Но за ее спиной — кыпчаки. Если они покинут его… Они знали, когда надо приставить нож к горлу. Он отправил посла к халифу, требуя читать в Багдаде хутбу с его именем. Требование, конечно, будет отвергнуто. Тогда война. Но без отважных, неукротимых в сражении кыпчаков на Багдад не пойдешь. А кыпчаки, если он их не ублаготворит, уйдут в свои степи. Из его опоры превратятся во врагов, станут нападать на города и селения, убивать и грабить… И ни мать, никто другой уже не сможет ему помочь. В этом она права. Пусть же пока будет так, как они того желают. Но придет время, и они горько раскаются в своих неумеренных желаниях.
— Кого же вы хотели бы видеть моим наследником?
— Одного из самых достойных твоих сыновей — Озлаг-шаха.
— Он еще мал. Ему не по силам будет править делами государства в мое отсутствие.
— Пока аллах не призовет меня, я буду с ним.
«Вот-вот, — зло подумал он. — Это тебе и нужно — править. Тебе и твоим кыпчакам. Ну ничего, такая радость вам даром не достанется».
— Я внял просьбе кыпчакских эмиров, моя бесценная мать, — пусть будет вечно над тобой благословение аллаха, — и надеюсь, что они будут ревностно исполнять мои желания… Поход будет трудным, война тяжелой.

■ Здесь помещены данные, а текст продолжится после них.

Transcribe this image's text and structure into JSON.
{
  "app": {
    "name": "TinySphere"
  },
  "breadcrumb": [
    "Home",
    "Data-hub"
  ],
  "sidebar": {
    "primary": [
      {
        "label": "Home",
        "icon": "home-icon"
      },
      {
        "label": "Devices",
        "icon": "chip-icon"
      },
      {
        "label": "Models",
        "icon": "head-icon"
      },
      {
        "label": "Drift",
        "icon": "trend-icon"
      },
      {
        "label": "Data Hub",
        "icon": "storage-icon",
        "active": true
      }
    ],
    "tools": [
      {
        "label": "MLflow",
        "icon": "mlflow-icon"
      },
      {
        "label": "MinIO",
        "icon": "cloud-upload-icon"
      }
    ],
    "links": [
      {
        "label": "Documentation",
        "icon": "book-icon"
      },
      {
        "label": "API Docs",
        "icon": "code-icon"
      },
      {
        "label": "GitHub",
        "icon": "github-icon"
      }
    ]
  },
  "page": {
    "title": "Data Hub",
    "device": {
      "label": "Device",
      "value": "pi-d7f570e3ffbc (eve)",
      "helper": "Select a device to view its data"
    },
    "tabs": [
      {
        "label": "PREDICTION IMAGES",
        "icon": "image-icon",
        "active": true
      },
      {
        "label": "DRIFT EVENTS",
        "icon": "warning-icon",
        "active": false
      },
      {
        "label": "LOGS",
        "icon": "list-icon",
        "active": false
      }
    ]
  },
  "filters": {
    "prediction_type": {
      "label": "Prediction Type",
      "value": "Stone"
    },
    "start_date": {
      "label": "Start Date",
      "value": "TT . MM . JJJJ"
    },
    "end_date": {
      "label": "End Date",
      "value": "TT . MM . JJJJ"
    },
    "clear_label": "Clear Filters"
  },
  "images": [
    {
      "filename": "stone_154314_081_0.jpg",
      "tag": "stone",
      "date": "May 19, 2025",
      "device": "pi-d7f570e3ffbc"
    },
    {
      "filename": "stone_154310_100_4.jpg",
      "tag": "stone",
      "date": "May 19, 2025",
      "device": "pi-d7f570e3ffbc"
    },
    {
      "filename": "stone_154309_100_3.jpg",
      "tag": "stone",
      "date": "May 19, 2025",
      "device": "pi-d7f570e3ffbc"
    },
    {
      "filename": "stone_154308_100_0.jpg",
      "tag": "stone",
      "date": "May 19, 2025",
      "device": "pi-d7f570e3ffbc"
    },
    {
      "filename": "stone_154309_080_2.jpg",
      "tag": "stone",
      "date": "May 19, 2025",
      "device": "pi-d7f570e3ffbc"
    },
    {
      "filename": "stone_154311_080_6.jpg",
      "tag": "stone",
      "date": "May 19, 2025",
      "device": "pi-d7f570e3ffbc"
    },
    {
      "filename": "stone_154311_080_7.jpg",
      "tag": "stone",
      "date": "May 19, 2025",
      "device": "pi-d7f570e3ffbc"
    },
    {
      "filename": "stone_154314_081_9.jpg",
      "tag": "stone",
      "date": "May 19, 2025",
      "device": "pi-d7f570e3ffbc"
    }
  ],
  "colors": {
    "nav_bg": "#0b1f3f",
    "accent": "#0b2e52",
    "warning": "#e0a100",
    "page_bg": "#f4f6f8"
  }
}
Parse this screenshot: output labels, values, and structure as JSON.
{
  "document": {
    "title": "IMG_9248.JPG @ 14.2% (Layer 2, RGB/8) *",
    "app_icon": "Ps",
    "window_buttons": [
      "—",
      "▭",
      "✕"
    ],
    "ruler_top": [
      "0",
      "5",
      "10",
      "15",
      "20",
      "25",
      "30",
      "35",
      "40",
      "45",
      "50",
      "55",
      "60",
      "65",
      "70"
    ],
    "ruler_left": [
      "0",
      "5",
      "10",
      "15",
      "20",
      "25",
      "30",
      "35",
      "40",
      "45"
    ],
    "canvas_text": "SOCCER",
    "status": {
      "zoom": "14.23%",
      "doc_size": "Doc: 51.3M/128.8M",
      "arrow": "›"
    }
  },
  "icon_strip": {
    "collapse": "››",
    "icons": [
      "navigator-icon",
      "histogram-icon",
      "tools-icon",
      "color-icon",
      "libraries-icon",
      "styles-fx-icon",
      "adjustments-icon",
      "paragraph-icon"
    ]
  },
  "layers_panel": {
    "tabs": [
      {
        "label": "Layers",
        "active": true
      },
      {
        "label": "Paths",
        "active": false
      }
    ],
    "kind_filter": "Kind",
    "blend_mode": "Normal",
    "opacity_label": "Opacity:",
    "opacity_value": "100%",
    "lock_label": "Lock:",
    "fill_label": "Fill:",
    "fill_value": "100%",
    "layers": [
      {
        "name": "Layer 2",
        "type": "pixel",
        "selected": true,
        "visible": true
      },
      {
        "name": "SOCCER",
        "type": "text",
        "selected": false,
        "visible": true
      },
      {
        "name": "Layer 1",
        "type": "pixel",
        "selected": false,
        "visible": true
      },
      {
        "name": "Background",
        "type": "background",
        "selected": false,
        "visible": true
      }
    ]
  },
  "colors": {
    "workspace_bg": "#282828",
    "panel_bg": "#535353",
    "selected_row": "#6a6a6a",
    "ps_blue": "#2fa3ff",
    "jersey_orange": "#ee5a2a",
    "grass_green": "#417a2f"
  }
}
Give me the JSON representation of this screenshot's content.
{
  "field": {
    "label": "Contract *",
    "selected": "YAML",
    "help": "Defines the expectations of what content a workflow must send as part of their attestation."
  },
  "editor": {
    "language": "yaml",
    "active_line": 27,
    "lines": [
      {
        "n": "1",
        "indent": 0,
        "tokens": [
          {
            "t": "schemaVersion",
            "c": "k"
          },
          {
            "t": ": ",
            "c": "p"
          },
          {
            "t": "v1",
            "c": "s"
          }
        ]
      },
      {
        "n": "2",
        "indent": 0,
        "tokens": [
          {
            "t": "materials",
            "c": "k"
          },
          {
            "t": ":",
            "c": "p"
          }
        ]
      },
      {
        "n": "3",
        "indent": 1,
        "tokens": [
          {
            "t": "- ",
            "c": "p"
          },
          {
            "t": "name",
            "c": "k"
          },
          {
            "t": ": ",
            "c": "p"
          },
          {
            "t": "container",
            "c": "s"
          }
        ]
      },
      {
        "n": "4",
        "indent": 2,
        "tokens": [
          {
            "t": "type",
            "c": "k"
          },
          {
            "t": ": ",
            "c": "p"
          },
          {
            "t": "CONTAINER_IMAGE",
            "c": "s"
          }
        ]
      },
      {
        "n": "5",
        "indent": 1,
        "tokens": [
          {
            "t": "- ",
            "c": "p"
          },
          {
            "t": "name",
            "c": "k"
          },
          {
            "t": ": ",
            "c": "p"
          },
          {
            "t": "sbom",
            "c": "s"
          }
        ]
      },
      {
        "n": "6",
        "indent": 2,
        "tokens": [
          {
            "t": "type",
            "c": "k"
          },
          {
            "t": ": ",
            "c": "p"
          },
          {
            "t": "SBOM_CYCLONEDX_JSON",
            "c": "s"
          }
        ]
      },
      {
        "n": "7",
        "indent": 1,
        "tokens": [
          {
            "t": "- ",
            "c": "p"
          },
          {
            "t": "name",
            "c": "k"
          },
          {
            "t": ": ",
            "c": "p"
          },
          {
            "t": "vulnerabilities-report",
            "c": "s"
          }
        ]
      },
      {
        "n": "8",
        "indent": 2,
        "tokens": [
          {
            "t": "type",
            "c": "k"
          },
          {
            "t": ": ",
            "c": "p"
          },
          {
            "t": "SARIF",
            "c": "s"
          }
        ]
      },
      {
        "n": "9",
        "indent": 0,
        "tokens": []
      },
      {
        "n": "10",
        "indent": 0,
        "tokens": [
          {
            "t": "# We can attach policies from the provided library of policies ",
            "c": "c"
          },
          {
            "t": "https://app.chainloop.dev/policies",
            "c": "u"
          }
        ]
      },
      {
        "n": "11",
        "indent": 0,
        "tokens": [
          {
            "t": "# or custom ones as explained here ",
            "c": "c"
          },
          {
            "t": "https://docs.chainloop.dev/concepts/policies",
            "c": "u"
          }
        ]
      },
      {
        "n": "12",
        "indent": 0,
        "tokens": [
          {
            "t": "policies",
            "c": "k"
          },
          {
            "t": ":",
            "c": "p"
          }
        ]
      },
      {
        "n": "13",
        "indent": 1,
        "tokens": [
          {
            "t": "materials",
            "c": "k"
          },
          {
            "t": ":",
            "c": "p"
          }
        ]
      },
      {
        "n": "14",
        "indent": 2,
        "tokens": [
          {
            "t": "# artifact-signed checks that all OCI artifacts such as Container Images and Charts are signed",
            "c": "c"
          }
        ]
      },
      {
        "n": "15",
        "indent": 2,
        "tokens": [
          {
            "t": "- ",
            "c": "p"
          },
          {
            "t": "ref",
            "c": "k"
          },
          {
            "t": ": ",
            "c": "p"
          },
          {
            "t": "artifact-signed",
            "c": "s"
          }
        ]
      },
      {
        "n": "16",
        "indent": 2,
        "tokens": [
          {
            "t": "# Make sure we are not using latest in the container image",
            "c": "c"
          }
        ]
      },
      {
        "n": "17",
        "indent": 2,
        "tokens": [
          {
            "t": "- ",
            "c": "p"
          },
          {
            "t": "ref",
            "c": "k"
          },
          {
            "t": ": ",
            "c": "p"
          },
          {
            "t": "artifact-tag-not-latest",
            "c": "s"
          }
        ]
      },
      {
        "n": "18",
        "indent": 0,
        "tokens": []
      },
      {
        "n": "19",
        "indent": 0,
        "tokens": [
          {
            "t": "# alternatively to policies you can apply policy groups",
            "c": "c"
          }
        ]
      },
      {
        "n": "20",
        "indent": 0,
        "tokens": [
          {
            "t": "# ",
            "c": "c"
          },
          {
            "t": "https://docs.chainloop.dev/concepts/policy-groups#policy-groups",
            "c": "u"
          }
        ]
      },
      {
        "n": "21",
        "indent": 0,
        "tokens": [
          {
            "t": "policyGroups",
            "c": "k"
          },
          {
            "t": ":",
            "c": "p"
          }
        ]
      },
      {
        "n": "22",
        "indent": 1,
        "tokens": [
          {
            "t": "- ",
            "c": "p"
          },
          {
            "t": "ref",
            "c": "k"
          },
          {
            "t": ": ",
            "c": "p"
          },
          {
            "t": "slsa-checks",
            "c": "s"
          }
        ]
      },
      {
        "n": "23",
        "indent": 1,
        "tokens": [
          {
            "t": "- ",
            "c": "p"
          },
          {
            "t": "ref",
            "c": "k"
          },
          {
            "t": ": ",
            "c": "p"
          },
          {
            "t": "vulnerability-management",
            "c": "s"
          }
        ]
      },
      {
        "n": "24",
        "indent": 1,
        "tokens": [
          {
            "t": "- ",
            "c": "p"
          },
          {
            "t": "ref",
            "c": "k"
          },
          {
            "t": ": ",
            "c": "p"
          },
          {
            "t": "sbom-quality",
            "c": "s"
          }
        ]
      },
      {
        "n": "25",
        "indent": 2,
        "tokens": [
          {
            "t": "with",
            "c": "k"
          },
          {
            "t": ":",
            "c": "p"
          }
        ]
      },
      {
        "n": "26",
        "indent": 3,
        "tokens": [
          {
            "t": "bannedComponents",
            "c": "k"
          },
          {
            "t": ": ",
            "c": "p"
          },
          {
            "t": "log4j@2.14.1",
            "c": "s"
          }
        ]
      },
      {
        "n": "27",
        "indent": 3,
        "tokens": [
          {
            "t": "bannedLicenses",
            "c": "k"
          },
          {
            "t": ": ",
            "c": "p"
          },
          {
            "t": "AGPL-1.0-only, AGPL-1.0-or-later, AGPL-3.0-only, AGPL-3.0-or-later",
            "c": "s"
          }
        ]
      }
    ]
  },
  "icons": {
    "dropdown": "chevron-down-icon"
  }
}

— Ты собираешься в поход? Но твой враг Кучулук убит.
— Кучулук убит, но жив халиф багдадский.
— Халиф?!
— Халиф, — спокойно подтвердил он, радуясь испугу, мелькнувшему в ее глазах.
— Но, сын мой, не превышаешь ли ты дозволенное богом?
— Дозволенное богом превышает халиф, и я покараю его. Меч аллаха — в моих
руках.
Теперь он был сильнее матери. Он уступил ей и ее кыпчакам, и они должны уступить тоже. Еще не известно, кто выгадывает больше.
— Высочайший, — шейх прижал к груди руки, — в мире столько неверных.
Утвердив среди них законы ислама, ты стяжаешь славу великого воителя за веру. Зачем тебе халиф?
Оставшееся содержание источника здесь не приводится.